И он откликнулся (словно ждал), когда я сказал про жестокость русских писателей девятнадцатого века между собой: «Они не успели понять, что такое время бывает у народа только раз и больше не будет. Вообще, – он оглянулся: никто не слышит? – Пушкин написал: в России главное чувство – недоброжелательность». Он часто говорил, шутливо оглядываясь: «Есть такие темы – только затронешь, так Центральная группа войск начинает прогревать моторы».
И написал на клочке: «Не думайте, что Москва оставит без внимания ваши слова, которые вы написали или сказали из каких-то видов или для какой-то цели, покривив душой, в надежде, что все это так… никто не заметит». Но это Бабаев так, на коленях подумал, я бы сказал: Москва неправильно поймет твою искренность и свою неправду про тебя запомнит надолго.
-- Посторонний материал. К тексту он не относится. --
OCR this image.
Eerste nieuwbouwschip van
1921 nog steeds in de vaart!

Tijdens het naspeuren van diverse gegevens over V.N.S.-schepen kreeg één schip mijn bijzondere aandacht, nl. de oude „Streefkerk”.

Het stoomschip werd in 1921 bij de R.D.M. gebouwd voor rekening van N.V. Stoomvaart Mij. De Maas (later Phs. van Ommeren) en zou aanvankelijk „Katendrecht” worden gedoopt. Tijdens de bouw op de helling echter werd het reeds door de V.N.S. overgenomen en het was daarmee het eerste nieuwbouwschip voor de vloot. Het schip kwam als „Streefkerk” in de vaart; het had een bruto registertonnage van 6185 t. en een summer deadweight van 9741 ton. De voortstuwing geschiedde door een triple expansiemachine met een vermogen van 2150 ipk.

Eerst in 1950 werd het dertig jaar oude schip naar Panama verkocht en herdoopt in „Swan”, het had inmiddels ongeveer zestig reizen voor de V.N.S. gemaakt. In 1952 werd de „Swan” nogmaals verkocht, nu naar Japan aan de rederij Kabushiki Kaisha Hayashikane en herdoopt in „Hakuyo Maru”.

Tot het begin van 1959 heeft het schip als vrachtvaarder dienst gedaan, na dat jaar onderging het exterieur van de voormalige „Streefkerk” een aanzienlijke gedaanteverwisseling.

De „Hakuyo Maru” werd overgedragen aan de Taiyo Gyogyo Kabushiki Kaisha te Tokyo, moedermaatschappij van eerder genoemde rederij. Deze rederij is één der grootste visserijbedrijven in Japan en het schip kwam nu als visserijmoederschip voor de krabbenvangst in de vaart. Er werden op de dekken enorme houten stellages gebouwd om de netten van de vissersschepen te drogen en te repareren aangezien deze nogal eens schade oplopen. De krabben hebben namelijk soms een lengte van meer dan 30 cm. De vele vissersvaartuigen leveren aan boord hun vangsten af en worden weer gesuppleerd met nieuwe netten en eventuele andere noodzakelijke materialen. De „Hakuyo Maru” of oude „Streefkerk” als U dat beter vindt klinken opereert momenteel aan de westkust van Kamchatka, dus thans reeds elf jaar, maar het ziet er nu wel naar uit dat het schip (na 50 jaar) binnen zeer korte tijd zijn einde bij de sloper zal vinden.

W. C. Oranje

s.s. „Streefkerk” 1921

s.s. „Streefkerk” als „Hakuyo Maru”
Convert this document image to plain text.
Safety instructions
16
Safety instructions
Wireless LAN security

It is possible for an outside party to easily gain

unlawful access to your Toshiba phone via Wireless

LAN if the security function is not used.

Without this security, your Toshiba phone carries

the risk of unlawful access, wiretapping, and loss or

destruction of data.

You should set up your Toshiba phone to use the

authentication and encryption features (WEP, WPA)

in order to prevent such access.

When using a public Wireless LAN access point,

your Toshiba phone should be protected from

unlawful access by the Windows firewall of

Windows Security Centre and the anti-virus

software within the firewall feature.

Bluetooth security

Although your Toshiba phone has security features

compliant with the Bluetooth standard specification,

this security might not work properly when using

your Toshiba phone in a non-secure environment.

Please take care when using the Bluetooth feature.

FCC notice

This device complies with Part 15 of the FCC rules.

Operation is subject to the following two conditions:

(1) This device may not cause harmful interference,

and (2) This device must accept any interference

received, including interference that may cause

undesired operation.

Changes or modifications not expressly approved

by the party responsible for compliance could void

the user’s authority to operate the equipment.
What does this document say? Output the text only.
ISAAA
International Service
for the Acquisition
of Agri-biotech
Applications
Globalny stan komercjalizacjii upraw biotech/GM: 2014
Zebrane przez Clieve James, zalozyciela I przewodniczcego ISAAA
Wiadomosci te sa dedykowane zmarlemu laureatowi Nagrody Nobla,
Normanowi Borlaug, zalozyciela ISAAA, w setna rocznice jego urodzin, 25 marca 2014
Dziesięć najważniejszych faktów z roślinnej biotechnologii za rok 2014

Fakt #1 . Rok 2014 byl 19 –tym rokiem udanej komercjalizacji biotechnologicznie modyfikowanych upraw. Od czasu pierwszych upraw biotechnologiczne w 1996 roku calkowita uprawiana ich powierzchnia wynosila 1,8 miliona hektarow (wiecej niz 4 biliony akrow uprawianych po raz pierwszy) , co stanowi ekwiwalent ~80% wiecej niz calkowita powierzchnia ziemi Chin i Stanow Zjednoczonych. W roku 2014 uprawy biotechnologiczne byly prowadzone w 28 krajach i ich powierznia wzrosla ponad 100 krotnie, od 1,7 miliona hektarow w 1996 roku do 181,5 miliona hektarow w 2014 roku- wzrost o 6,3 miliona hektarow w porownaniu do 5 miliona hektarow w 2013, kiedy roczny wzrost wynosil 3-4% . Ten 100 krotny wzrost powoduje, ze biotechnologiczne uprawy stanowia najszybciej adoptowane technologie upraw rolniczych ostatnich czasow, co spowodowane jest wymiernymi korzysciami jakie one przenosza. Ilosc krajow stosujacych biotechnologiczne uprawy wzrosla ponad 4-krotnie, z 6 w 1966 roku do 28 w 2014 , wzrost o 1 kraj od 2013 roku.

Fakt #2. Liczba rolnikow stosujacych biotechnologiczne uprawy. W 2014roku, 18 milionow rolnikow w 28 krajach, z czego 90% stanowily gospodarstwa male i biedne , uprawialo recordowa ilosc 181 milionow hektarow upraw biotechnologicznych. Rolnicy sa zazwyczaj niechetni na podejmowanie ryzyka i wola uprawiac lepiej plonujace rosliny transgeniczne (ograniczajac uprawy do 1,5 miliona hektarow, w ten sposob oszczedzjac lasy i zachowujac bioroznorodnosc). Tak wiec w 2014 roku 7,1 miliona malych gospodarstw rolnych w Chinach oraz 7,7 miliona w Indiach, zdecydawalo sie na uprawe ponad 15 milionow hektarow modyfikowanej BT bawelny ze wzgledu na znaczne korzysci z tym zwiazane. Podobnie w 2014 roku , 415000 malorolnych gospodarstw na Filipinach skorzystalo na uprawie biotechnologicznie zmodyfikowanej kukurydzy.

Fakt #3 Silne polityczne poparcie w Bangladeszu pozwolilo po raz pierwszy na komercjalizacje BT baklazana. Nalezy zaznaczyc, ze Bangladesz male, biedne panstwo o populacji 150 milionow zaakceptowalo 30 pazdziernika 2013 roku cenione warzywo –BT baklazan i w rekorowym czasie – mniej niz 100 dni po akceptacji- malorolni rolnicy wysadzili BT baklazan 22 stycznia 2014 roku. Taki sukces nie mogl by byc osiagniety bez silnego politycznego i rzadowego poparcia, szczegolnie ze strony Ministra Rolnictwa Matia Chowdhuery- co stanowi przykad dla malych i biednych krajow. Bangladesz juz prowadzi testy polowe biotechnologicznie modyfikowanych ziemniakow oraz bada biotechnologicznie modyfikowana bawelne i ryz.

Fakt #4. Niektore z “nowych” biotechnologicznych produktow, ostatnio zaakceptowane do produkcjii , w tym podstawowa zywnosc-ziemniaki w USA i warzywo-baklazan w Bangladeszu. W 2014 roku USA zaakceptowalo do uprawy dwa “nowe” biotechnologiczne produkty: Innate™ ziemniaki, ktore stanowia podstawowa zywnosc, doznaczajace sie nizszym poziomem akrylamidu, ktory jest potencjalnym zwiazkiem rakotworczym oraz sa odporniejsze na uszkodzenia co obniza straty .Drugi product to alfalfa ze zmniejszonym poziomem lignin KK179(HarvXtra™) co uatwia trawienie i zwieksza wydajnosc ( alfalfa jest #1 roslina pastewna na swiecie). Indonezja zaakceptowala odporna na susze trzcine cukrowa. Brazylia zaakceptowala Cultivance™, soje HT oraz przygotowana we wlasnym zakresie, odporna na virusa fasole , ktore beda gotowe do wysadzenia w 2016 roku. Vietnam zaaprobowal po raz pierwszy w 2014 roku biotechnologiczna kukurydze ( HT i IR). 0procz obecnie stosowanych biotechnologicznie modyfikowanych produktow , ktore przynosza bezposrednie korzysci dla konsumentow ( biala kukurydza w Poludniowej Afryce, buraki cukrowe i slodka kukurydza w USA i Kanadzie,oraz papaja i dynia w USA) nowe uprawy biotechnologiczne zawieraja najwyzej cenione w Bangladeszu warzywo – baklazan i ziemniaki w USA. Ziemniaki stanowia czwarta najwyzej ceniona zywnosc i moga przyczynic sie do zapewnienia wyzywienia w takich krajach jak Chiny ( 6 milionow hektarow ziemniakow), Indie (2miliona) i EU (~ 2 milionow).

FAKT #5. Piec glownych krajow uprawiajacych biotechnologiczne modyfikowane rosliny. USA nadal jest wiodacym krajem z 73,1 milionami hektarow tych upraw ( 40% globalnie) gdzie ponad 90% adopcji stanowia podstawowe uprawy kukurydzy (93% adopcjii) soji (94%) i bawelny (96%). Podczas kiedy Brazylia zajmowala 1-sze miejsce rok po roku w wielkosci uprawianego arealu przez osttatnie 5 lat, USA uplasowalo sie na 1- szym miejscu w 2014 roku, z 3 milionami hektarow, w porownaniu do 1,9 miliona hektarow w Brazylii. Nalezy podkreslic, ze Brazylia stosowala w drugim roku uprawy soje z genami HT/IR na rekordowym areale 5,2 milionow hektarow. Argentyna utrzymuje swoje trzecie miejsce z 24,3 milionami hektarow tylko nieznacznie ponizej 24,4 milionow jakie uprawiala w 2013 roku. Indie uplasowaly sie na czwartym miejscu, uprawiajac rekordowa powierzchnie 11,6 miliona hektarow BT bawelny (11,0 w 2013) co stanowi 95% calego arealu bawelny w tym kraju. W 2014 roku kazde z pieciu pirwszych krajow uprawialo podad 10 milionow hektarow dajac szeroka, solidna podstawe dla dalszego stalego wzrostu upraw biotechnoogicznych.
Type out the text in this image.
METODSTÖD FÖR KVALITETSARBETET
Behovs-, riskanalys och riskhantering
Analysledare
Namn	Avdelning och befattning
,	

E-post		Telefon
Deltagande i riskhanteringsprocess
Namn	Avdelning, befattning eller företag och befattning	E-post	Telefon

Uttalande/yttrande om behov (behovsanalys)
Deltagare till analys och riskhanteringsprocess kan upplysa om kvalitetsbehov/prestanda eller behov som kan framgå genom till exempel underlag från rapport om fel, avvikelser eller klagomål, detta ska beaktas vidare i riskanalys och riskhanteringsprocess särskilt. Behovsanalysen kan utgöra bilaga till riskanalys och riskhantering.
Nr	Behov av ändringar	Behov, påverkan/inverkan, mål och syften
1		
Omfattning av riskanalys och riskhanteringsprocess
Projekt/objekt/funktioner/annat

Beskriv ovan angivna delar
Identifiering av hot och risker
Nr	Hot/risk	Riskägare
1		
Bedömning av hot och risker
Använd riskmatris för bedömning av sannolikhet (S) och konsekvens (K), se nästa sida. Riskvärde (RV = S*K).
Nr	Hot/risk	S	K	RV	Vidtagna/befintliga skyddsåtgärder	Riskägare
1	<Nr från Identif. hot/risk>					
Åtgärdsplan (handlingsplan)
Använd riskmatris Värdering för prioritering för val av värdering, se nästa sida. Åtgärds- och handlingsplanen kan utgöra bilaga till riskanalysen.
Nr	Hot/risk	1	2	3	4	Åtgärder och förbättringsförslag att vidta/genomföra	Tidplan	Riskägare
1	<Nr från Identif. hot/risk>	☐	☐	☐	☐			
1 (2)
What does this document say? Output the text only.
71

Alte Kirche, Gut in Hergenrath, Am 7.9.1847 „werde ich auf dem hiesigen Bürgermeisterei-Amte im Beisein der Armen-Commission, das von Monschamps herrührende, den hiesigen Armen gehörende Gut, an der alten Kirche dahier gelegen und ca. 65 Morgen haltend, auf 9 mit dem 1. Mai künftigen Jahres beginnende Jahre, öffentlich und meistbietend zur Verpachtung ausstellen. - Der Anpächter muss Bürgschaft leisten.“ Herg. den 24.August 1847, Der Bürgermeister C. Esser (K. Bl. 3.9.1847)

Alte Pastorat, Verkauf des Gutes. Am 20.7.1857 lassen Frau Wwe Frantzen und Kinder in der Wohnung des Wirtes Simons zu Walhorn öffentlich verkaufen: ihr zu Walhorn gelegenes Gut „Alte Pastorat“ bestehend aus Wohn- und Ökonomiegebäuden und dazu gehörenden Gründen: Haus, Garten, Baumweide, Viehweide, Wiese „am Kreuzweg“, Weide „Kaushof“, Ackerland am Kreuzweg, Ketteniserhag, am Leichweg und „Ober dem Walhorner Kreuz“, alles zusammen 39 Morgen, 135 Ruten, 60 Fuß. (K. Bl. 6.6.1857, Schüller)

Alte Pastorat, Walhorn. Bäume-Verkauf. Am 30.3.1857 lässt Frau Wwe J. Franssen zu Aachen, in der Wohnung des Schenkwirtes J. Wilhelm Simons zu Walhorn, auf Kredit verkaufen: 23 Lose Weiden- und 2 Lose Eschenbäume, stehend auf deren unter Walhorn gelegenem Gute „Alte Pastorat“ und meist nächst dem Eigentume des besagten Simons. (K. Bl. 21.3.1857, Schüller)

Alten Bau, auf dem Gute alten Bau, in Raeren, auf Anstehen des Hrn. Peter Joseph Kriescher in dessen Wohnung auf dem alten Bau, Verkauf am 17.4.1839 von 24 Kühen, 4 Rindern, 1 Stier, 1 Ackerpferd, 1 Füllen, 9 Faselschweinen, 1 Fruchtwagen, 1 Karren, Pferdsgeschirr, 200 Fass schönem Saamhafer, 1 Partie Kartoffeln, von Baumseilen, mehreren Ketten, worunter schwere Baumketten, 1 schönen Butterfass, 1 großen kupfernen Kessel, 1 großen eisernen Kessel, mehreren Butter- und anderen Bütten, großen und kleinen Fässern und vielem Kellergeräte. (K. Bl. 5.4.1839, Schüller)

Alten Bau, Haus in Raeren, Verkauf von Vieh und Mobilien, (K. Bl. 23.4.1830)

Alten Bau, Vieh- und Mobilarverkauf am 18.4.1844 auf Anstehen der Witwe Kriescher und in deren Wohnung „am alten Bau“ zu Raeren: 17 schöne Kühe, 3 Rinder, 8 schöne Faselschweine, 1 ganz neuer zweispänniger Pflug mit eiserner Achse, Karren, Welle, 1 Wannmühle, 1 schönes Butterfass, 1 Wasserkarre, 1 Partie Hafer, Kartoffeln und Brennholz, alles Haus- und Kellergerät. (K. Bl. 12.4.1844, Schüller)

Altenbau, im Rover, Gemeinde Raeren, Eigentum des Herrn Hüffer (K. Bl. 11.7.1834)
Наверное, мы приехали в разные города.
Не свой, один, стоял и смотрел в окно на дождь и до смерти боялся заблудиться в лесу, держался опушек, не научился плавать, но умел нырять, жена отправляла в магазин только за хлебом и картошкой, в выборе прочего мог ошибиться, боялся вокзалов – вдруг не купим обратный билет? – дом, Карабах, стерли до крови, Ташкент вдруг заграница, Бабаев ходил с такими глазами, словно готов в любой миг собраться и уйти, как только скажут: так, где тут у нас… ты? – собирайся и вали.
Я провожал его домой, на Арбат, в дом, где ночной магазин торговал водкой, что было внутри, я не знал, какие-то отблески – «моя лежанка», «Книжный шкаф закрываю шторками – книги шумят, мешают работать». Он приехал в Москву с печатной машинкой и чемоданчиком, снимал комнату у таксиста (страх: нет прописки), сидел и печатал у заснеженного окна, ночью, только в его единственном окне свет, идет снег, поднял глаза – милиционер в тулупе, повелевает прямо Бабаеву рукой: иди, открой мне дверь! Ну вот и все. Пропал из-за прописки. Открыл. Можно я у вас посижу, а то замерз, вы все равно не спите. Милиционер, встречая потом, поднимал руку к козырьку. Заходил сосед, ему нужно спрятаться от жены, и сидел в «вольтеровском» кресле тихонько (Бабаев работал), через каждые полчаса привставал: «Я не мешаю тебе?» Было слышно, как по лестнице с криками носится вверх-вниз соседова жена: вы не видели? куда шел? о господи – он без пальто, а мороз на улице! дура я, дура! – сосед поднимал палец и удовлетворенно шептал: волнуется.